Chapter 14: Cemburu yang Terlalu Nyata
Rumah Nadine – Sabtu Malam
Nadine berdiri di depan cermin, memeriksa pantulan dirinya untuk terakhir kalinya.
Gaun satin merah tua dengan potongan pas badan, belahan di paha kiri yang cukup tinggi, dan punggung terbuka memberi kesan elegan sekaligus menggoda. Rambutnya digelung rendah dengan beberapa helai menjuntai lembut di sisi wajah. Riasannya pun lebih bold dari biasanya, membuat kecantikannya semakin menonjol.
Nadine tampak sempurna.
Jika Zayn bisa membuatnya cemburu menggunakan Ariana, maka dia juga bisa melakukan hal yang sama dengan Leonard.
Bel rumah berbunyi membuat Nadine menoleh ke arah jendela.
Nadine menarik napas panjang, lalu turun ke lantai bawah.
Di ruang tamu, Leonard Wijaya sudah menunggunya dengan setelan jas hitam yang terlihat sempurna di tubuhnya. Pria itu tersenyum saat melihatnya.
“Kamu cantik sekali malam ini,” puji Leonard dengan nada tulus.
Nadine tersenyum kecil. “Terima kasih.

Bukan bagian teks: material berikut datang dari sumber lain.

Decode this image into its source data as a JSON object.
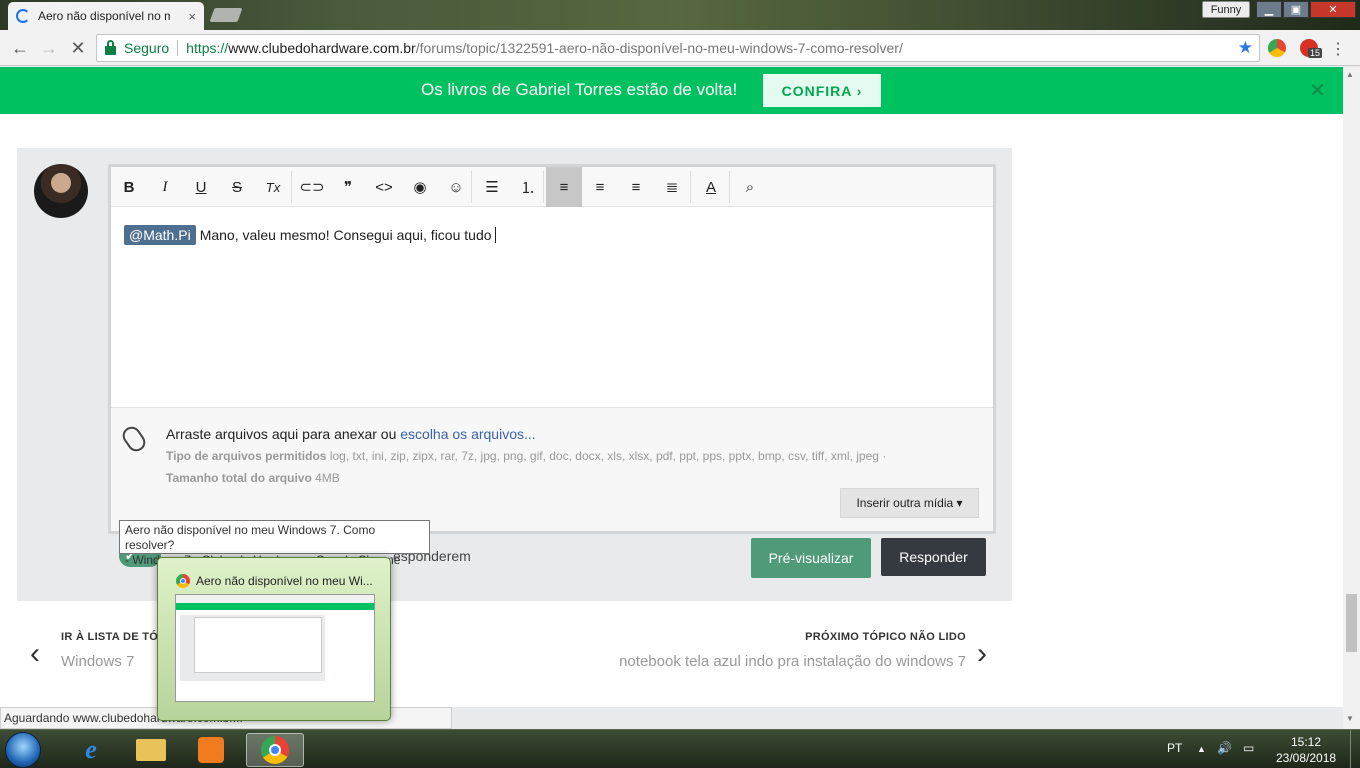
{
  "browser": {
    "tab_title": "Aero não disponível no m",
    "tab_close": "×",
    "profile_name": "Funny",
    "window_min": "▁",
    "window_max": "▣",
    "window_close": "✕",
    "secure_label": "Seguro",
    "url_scheme": "https://",
    "url_host": "www.clubedohardware.com.br",
    "url_path": "/forums/topic/1322591-aero-não-disponível-no-meu-windows-7-como-resolver/",
    "extension_badge": "15"
  },
  "banner": {
    "text": "Os livros de Gabriel Torres estão de volta!",
    "button": "CONFIRA ›",
    "close": "✕"
  },
  "editor": {
    "mention": "@Math.Pi",
    "body_text": "Mano, valeu mesmo! Consegui aqui, ficou tudo ",
    "toolbar": [
      {
        "name": "bold",
        "glyph": "B"
      },
      {
        "name": "italic",
        "glyph": "I"
      },
      {
        "name": "underline",
        "glyph": "U"
      },
      {
        "name": "strikethrough",
        "glyph": "S"
      },
      {
        "name": "remove-format",
        "glyph": "Tx"
      },
      {
        "name": "link",
        "glyph": "⊂⊃"
      },
      {
        "name": "quote",
        "glyph": "❞"
      },
      {
        "name": "code",
        "glyph": "<>"
      },
      {
        "name": "spoiler",
        "glyph": "◉"
      },
      {
        "name": "emoji",
        "glyph": "☺"
      },
      {
        "name": "bullet-list",
        "glyph": "☰"
      },
      {
        "name": "numbered-list",
        "glyph": "⒈"
      },
      {
        "name": "align-left",
        "glyph": "≡"
      },
      {
        "name": "align-right",
        "glyph": "≡"
      },
      {
        "name": "align-center",
        "glyph": "≡"
      },
      {
        "name": "align-justify",
        "glyph": "≣"
      },
      {
        "name": "font-color",
        "glyph": "A"
      },
      {
        "name": "preview",
        "glyph": "⌕"
      }
    ]
  },
  "attachments": {
    "prompt": "Arraste arquivos aqui para anexar ou ",
    "link": "escolha os arquivos...",
    "types_label": "Tipo de arquivos permitidos",
    "types_value": " log, txt, ini, zip, zipx, rar, 7z, jpg, png, gif, doc, docx, xls, xlsx, pdf, ppt, pps, pptx, bmp, csv, tiff, xml, jpeg ·",
    "size_label": "Tamanho total do arquivo",
    "size_value": " 4MB",
    "media_button": "Inserir outra mídia ▾"
  },
  "actions": {
    "notify_text": "esponderem",
    "preview_button": "Pré-visualizar",
    "reply_button": "Responder"
  },
  "navigation": {
    "prev_label": "IR À LISTA DE TÓ",
    "prev_title": "Windows 7",
    "next_label": "PRÓXIMO TÓPICO NÃO LIDO",
    "next_title": "notebook tela azul indo pra instalação do windows 7"
  },
  "status_bar": "Aguardando www.clubedohardware.com.br...",
  "tooltip": {
    "line1": "Aero não disponível no meu Windows 7. Como resolver?",
    "line2": "- Windows 7 - Clube do Hardware - Google Chrome"
  },
  "thumbnail_title": "Aero não disponível no meu Wi...",
  "taskbar": {
    "language": "PT",
    "time": "15:12",
    "date": "23/08/2018"
  }
}
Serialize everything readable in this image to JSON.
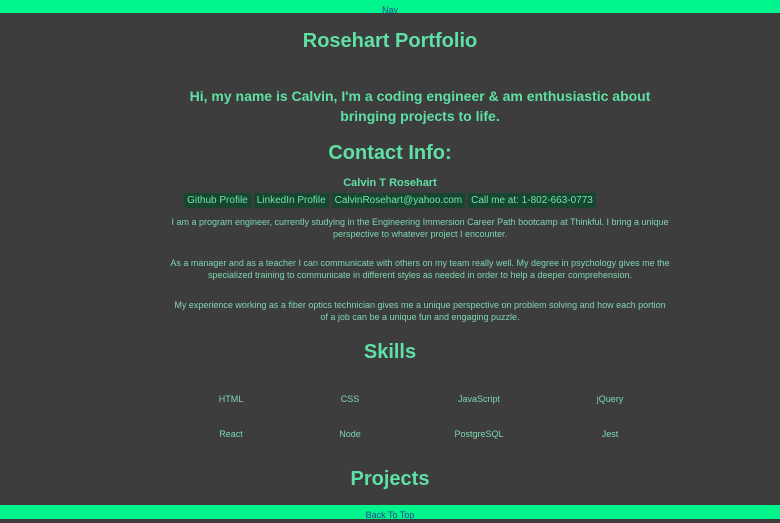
{
  "nav": {
    "label": "Nav"
  },
  "header": {
    "title": "Rosehart Portfolio"
  },
  "intro": "Hi, my name is Calvin, I'm a coding engineer & am enthusiastic about bringing projects to life.",
  "contact": {
    "heading": "Contact Info:",
    "name": "Calvin T Rosehart",
    "links": [
      "Github Profile",
      "LinkedIn Profile",
      "CalvinRosehart@yahoo.com",
      "Call me at: 1-802-663-0773"
    ]
  },
  "bio": [
    "I am a program engineer, currently studying in the Engineering Immersion Career Path bootcamp at Thinkful. I bring a unique perspective to whatever project I encounter.",
    "As a manager and as a teacher I can communicate with others on my team really well. My degree in psychology gives me the specialized training to communicate in different styles as needed in order to help a deeper comprehension.",
    "My experience working as a fiber optics technician gives me a unique perspective on problem solving and how each portion of a job can be a unique fun and engaging puzzle."
  ],
  "skills": {
    "heading": "Skills",
    "items": [
      "HTML",
      "CSS",
      "JavaScript",
      "jQuery",
      "React",
      "Node",
      "PostgreSQL",
      "Jest"
    ]
  },
  "projects": {
    "heading": "Projects"
  },
  "footer": {
    "back_to_top": "Back To Top"
  }
}
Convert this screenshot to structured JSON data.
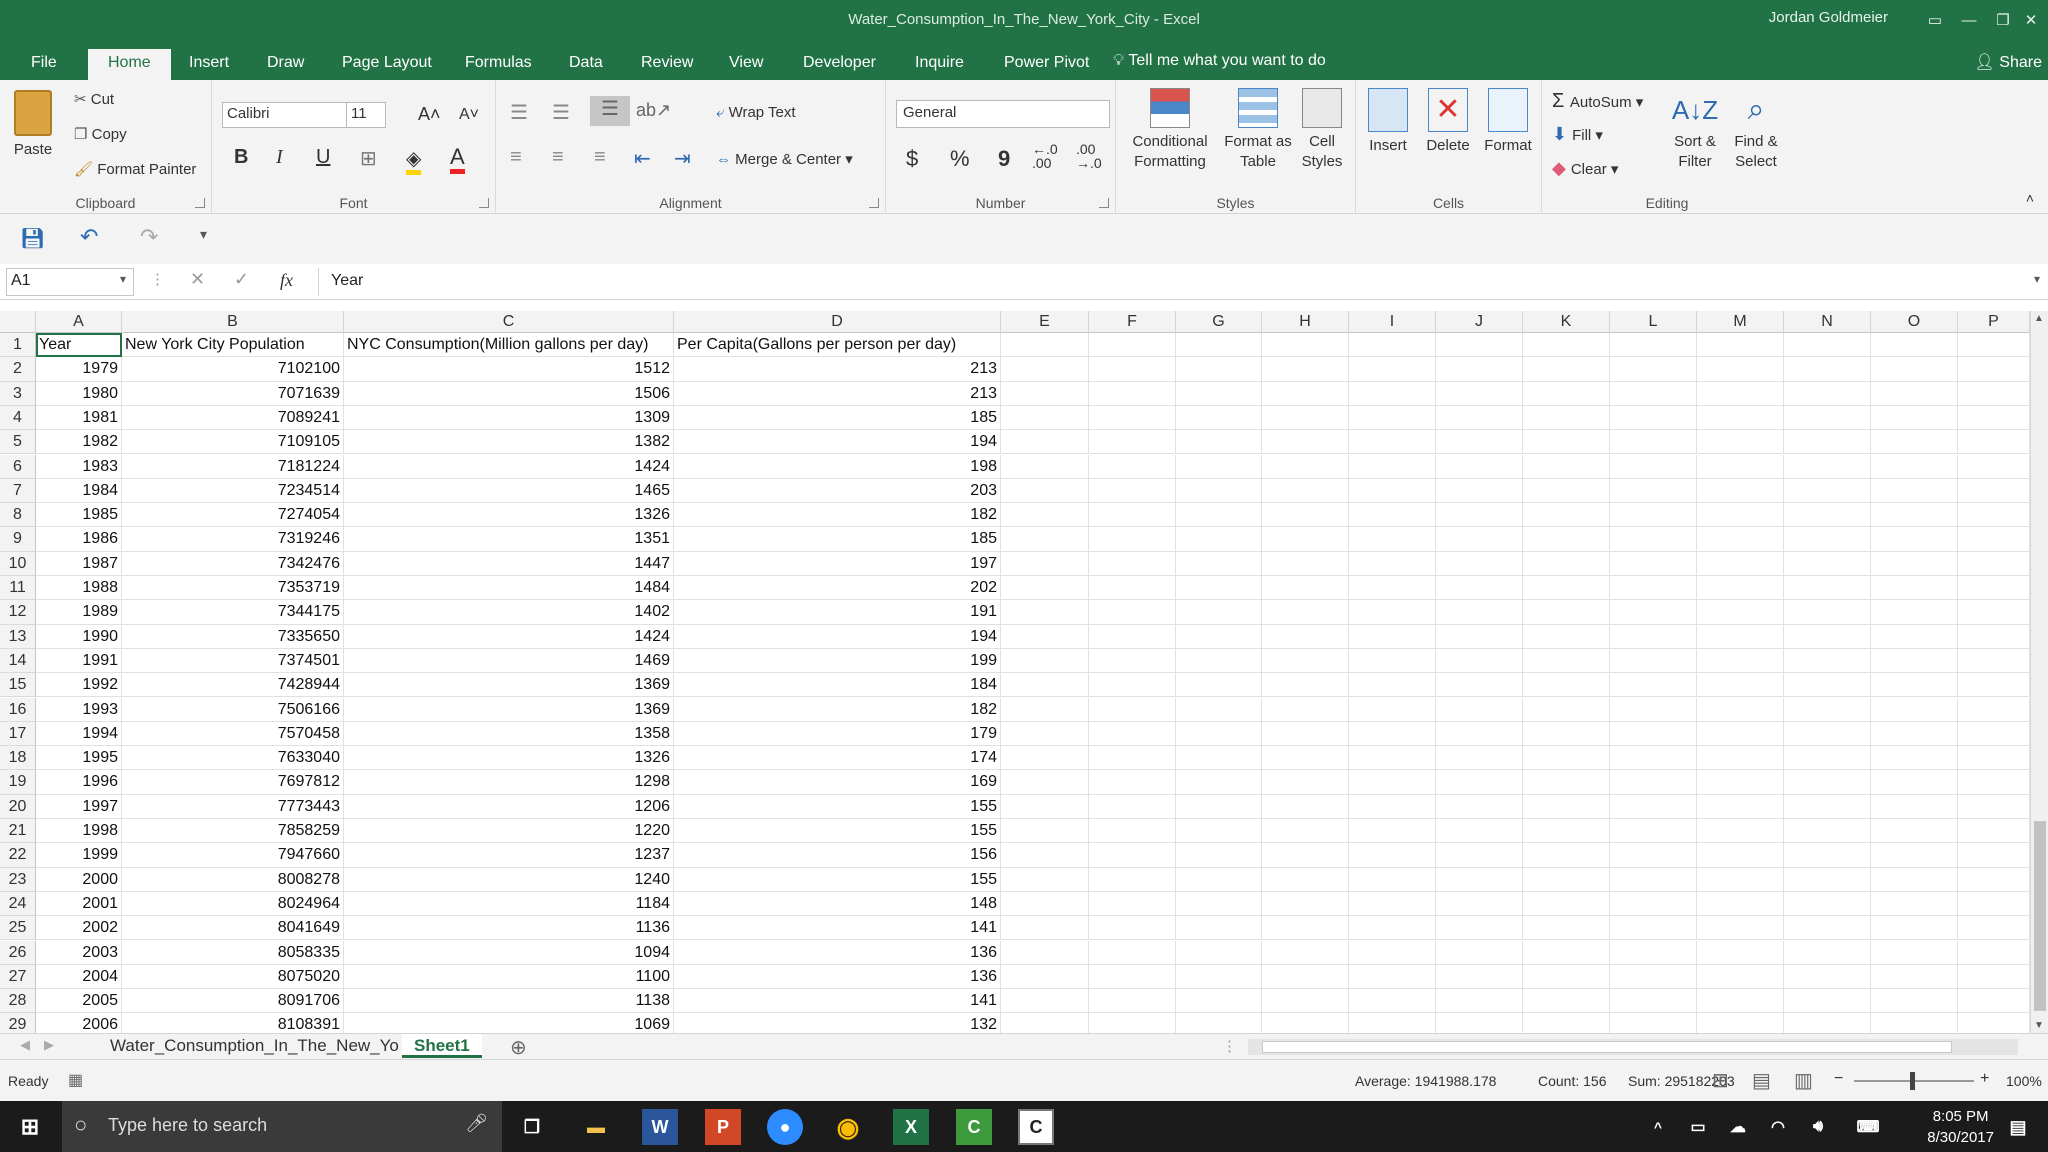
{
  "window": {
    "title": "Water_Consumption_In_The_New_York_City  -  Excel",
    "user": "Jordan Goldmeier"
  },
  "ribbon_tabs": [
    "File",
    "Home",
    "Insert",
    "Draw",
    "Page Layout",
    "Formulas",
    "Data",
    "Review",
    "View",
    "Developer",
    "Inquire",
    "Power Pivot"
  ],
  "tell_me": "Tell me what you want to do",
  "share": "Share",
  "clipboard": {
    "paste": "Paste",
    "cut": "Cut",
    "copy": "Copy",
    "format_painter": "Format Painter",
    "label": "Clipboard"
  },
  "font": {
    "name": "Calibri",
    "size": "11",
    "bold": "B",
    "italic": "I",
    "underline": "U",
    "label": "Font"
  },
  "alignment": {
    "wrap": "Wrap Text",
    "merge": "Merge & Center",
    "label": "Alignment"
  },
  "number": {
    "format": "General",
    "currency": "$",
    "percent": "%",
    "comma": "9",
    "inc": "←.0\n.00",
    "dec": ".00\n→.0",
    "label": "Number"
  },
  "styles": {
    "conditional": "Conditional\nFormatting",
    "format_table": "Format as\nTable",
    "cell_styles": "Cell\nStyles",
    "label": "Styles"
  },
  "cells": {
    "insert": "Insert",
    "delete": "Delete",
    "format": "Format",
    "label": "Cells"
  },
  "editing": {
    "autosum": "AutoSum",
    "fill": "Fill",
    "clear": "Clear",
    "sort": "Sort &\nFilter",
    "find": "Find &\nSelect",
    "label": "Editing"
  },
  "formula_bar": {
    "name_box": "A1",
    "value": "Year",
    "fx": "fx"
  },
  "columns": [
    "A",
    "B",
    "C",
    "D",
    "E",
    "F",
    "G",
    "H",
    "I",
    "J",
    "K",
    "L",
    "M",
    "N",
    "O",
    "P"
  ],
  "headers": {
    "A": "Year",
    "B": "New York City Population",
    "C": "NYC Consumption(Million gallons per day)",
    "D": "Per Capita(Gallons per person per day)"
  },
  "rows": [
    [
      "1979",
      "7102100",
      "1512",
      "213"
    ],
    [
      "1980",
      "7071639",
      "1506",
      "213"
    ],
    [
      "1981",
      "7089241",
      "1309",
      "185"
    ],
    [
      "1982",
      "7109105",
      "1382",
      "194"
    ],
    [
      "1983",
      "7181224",
      "1424",
      "198"
    ],
    [
      "1984",
      "7234514",
      "1465",
      "203"
    ],
    [
      "1985",
      "7274054",
      "1326",
      "182"
    ],
    [
      "1986",
      "7319246",
      "1351",
      "185"
    ],
    [
      "1987",
      "7342476",
      "1447",
      "197"
    ],
    [
      "1988",
      "7353719",
      "1484",
      "202"
    ],
    [
      "1989",
      "7344175",
      "1402",
      "191"
    ],
    [
      "1990",
      "7335650",
      "1424",
      "194"
    ],
    [
      "1991",
      "7374501",
      "1469",
      "199"
    ],
    [
      "1992",
      "7428944",
      "1369",
      "184"
    ],
    [
      "1993",
      "7506166",
      "1369",
      "182"
    ],
    [
      "1994",
      "7570458",
      "1358",
      "179"
    ],
    [
      "1995",
      "7633040",
      "1326",
      "174"
    ],
    [
      "1996",
      "7697812",
      "1298",
      "169"
    ],
    [
      "1997",
      "7773443",
      "1206",
      "155"
    ],
    [
      "1998",
      "7858259",
      "1220",
      "155"
    ],
    [
      "1999",
      "7947660",
      "1237",
      "156"
    ],
    [
      "2000",
      "8008278",
      "1240",
      "155"
    ],
    [
      "2001",
      "8024964",
      "1184",
      "148"
    ],
    [
      "2002",
      "8041649",
      "1136",
      "141"
    ],
    [
      "2003",
      "8058335",
      "1094",
      "136"
    ],
    [
      "2004",
      "8075020",
      "1100",
      "136"
    ],
    [
      "2005",
      "8091706",
      "1138",
      "141"
    ],
    [
      "2006",
      "8108391",
      "1069",
      "132"
    ]
  ],
  "sheets": [
    "Water_Consumption_In_The_New_Yo",
    "Sheet1"
  ],
  "status": {
    "ready": "Ready",
    "average": "Average: 1941988.178",
    "count": "Count: 156",
    "sum": "Sum: 295182203",
    "zoom": "100%"
  },
  "taskbar": {
    "search": "Type here to search",
    "time": "8:05 PM",
    "date": "8/30/2017"
  },
  "colors": {
    "excel_green": "#217346"
  }
}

Kamu juga terlihat luar biasa.”
Ayah dan Bunda Nadine ikut menemui Leonard, membuat suasana terasa canggung.
“Yah… Bun, kenalkan ini Leonard.” Nadine mengenalkan Leonard kepada ayah dan bunda sementara Leonard langsung mengulurkan tangan balas menyapa ayah dan bunda sambil menjabat tangan mereka. “Selamat malam Pak … Bu.”
Leonard tersenyum sopan dengan sorot mata tegas penuh wibawa. “Senang bertemu dengan Anda berdua.”

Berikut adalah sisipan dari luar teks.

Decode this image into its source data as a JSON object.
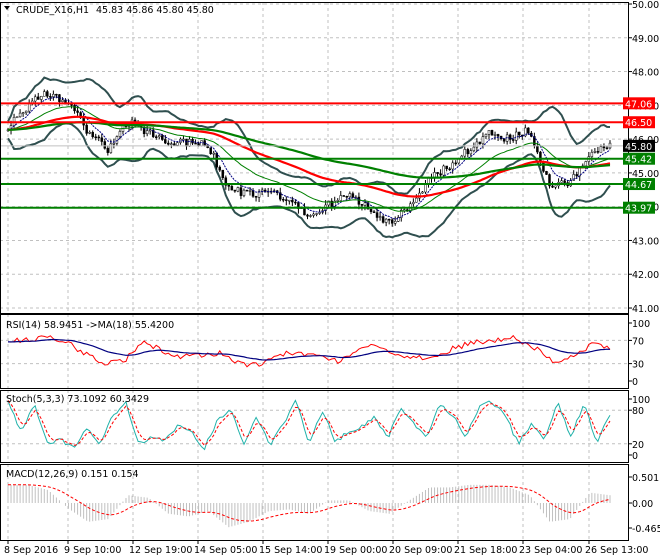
{
  "header": {
    "symbol": "CRUDE_X16,H1",
    "ohlc": "45.83 45.86 45.80 45.80"
  },
  "colors": {
    "up_level": "#ff0000",
    "down_level": "#008000",
    "bands": "#2f4f4f",
    "ma_fast": "#ff0000",
    "ma_slow": "#008000",
    "rsi": "#ff0000",
    "rsi_ma": "#000080",
    "stoch_main": "#20b2aa",
    "stoch_signal": "#ff0000",
    "macd_hist": "#c0c0c0"
  },
  "chart_data": [
    {
      "type": "line",
      "title": "CRUDE_X16,H1",
      "ylim": [
        41,
        50
      ],
      "yticks": [
        "50.00",
        "49.00",
        "48.00",
        "47.00",
        "46.00",
        "45.00",
        "44.00",
        "43.00",
        "42.00",
        "41.00"
      ],
      "xticks": [
        "8 Sep 2016",
        "9 Sep 10:00",
        "12 Sep 19:00",
        "14 Sep 05:00",
        "15 Sep 14:00",
        "19 Sep 00:00",
        "20 Sep 09:00",
        "21 Sep 18:00",
        "23 Sep 04:00",
        "26 Sep 13:00"
      ],
      "close": [
        46.4,
        47.0,
        47.4,
        47.1,
        46.2,
        45.7,
        46.5,
        46.2,
        45.9,
        45.9,
        45.8,
        44.5,
        44.4,
        44.4,
        44.2,
        43.7,
        44.1,
        44.3,
        44.0,
        43.5,
        44.0,
        44.8,
        45.2,
        45.7,
        46.2,
        46.0,
        46.3,
        44.6,
        44.7,
        45.5,
        45.8
      ],
      "current_price": "45.80",
      "levels": [
        {
          "value": "47.06",
          "kind": "resistance"
        },
        {
          "value": "46.50",
          "kind": "resistance"
        },
        {
          "value": "45.42",
          "kind": "support"
        },
        {
          "value": "44.67",
          "kind": "support"
        },
        {
          "value": "43.97",
          "kind": "support"
        }
      ]
    },
    {
      "type": "line",
      "title": "RSI(14) 58.9451  ->MA(18) 55.4200",
      "ylim": [
        0,
        100
      ],
      "yticks": [
        "100",
        "70",
        "30",
        "0"
      ],
      "values": [
        72,
        70,
        78,
        66,
        48,
        28,
        35,
        66,
        52,
        42,
        46,
        48,
        30,
        26,
        46,
        48,
        44,
        35,
        56,
        60,
        44,
        40,
        38,
        58,
        66,
        70,
        76,
        60,
        35,
        40,
        62,
        59
      ]
    },
    {
      "type": "line",
      "title": "Stoch(5,3,3) 73.1092 60.3429",
      "ylim": [
        0,
        100
      ],
      "yticks": [
        "100",
        "80",
        "20",
        "0"
      ],
      "values": [
        95,
        40,
        90,
        20,
        28,
        12,
        50,
        15,
        70,
        95,
        20,
        30,
        25,
        55,
        40,
        12,
        60,
        85,
        18,
        70,
        15,
        55,
        98,
        20,
        80,
        25,
        40,
        50,
        70,
        30,
        85,
        55,
        35,
        90,
        70,
        30,
        88,
        95,
        70,
        20,
        55,
        25,
        95,
        30,
        92,
        20,
        73
      ]
    },
    {
      "type": "bar",
      "title": "MACD(12,26,9) 0.151 0.154",
      "ylim": [
        -0.465,
        0.501
      ],
      "yticks": [
        "0.501",
        "0.00",
        "-0.465"
      ],
      "values": [
        0.35,
        0.35,
        0.25,
        -0.1,
        -0.35,
        -0.3,
        0.15,
        0.1,
        -0.2,
        -0.25,
        -0.15,
        -0.45,
        -0.35,
        -0.15,
        -0.12,
        -0.2,
        0.05,
        0.05,
        -0.15,
        -0.2,
        0.05,
        0.3,
        0.3,
        0.35,
        0.35,
        0.3,
        0.15,
        -0.35,
        -0.3,
        0.2,
        0.15
      ]
    }
  ]
}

Bunda tersenyum penuh arti. “Kalian akan ke pesta Mr. Liam, kan?”
Leonard mengangguk. “Ya, ini acara besar. Saya dan Nadine kebetulan sama-sama diundang.”
Bunda memandang Nadine dengan tatapan menyelidik. “Hati-hati di jalan. Dan jangan pulang terlalu malam.”
Nadine mendengus pelan. “Bun, aku sudah dewasa.”
“Makanya, cepat menikah,” canda Bunda, membuat Nadine mendelik.
Leonard hanya terkekeh kecil sebelum menuntun Nadine keluar dengan meraih tangannya.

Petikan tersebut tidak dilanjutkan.